I heard a saying that goes, “The more things change, the more they stay the same.” Well, I don’t know what it originally applied to, but it sure can apply to my mother and her bipolar episode. She’s in the same condition as she was in the last time I wrote, sad to say. I wish I had some great news and could tell you how much she’s improved, but she just hasn’t. In fact, I’d even say she’s worse, but that’s because I look at every detail, every nuance.
I also talk to her every single day, so I guess I could judge. But judge fairly? I don’t know. I just wish I were more patient with her. I find it so hard to sit through a conversation (what conversation?) with her on the phone.
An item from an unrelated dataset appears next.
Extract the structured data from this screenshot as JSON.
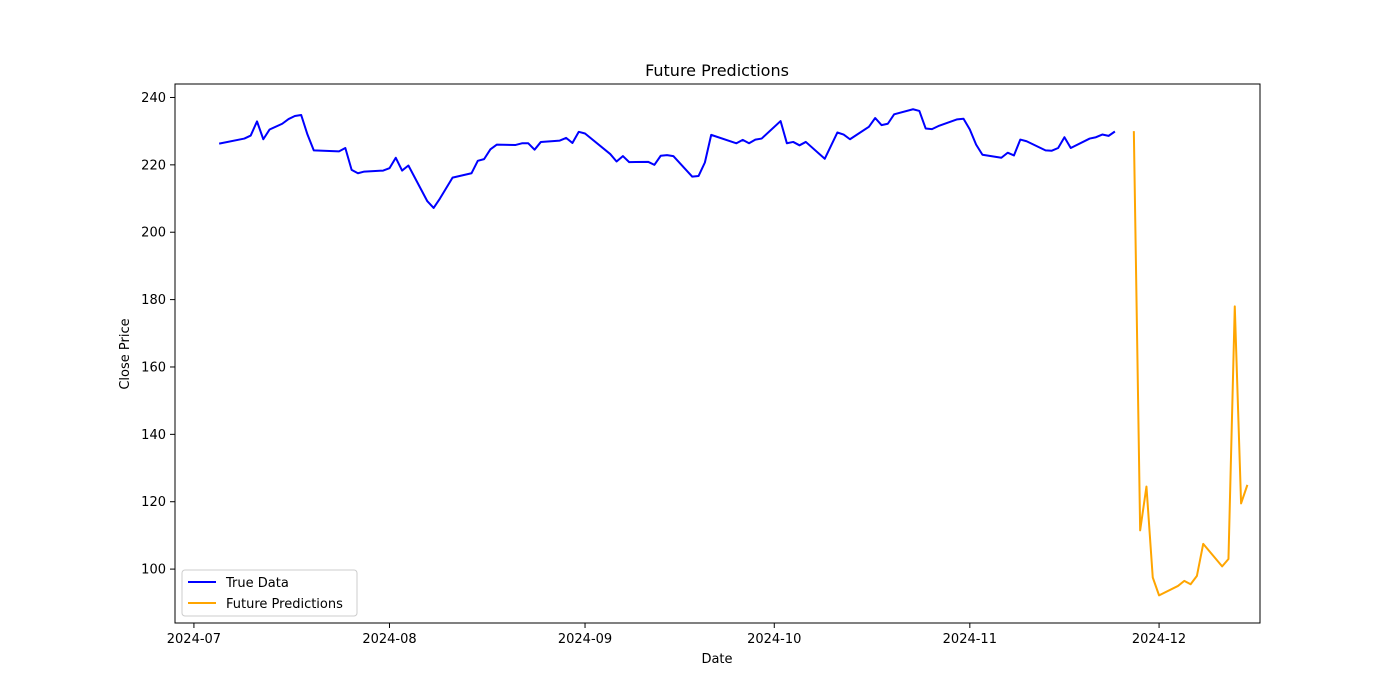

She just rambles on and on and on… incessantly. It rattles my nerves. And I dare not sigh, or I’m busted! She’ll say something like, “I’m sorry if I’m boring you.” Then the guilt comes in.
See, I used to tell my mom everything. I did talk to her every day, and was glad to do so. We would talk about everything under the sun, never running out of things to talk about. It used to be a two-way conversation. Now, it’s just me listening to her ramblings, and saying “uh-huh” or “right” in all the right places to try to make it seem like I’m interested in what she’s saying. Oh, I try, but half the time I can’t even keep up with her! She’ll be on 3 different subjects in the same sentence! And I so often have to redirect her back to the present, or back to the topic we were talking about. It’s nerve-wracking.
I miss my mom so much. It makes me want to cry because I miss her so. This woman is NOT my mom. She is so childlike. I feel like we’ve reversed roles. I miss the mom I used to talk to every day and tell everything to. I hate what her bipolar disorder is doing to her!
The worse part is that her psychiatrist told her that her bipolar is going to get worse with age! Now, I’ve done a lot of research into bipolar disorder and I write about it all the time, and I’ve never heard that, but who am I to argue with a psychiatrist? But I wonder if that’s true. It’s at least working out that way in Mom’s case. I just pray it doesn’t happen to me.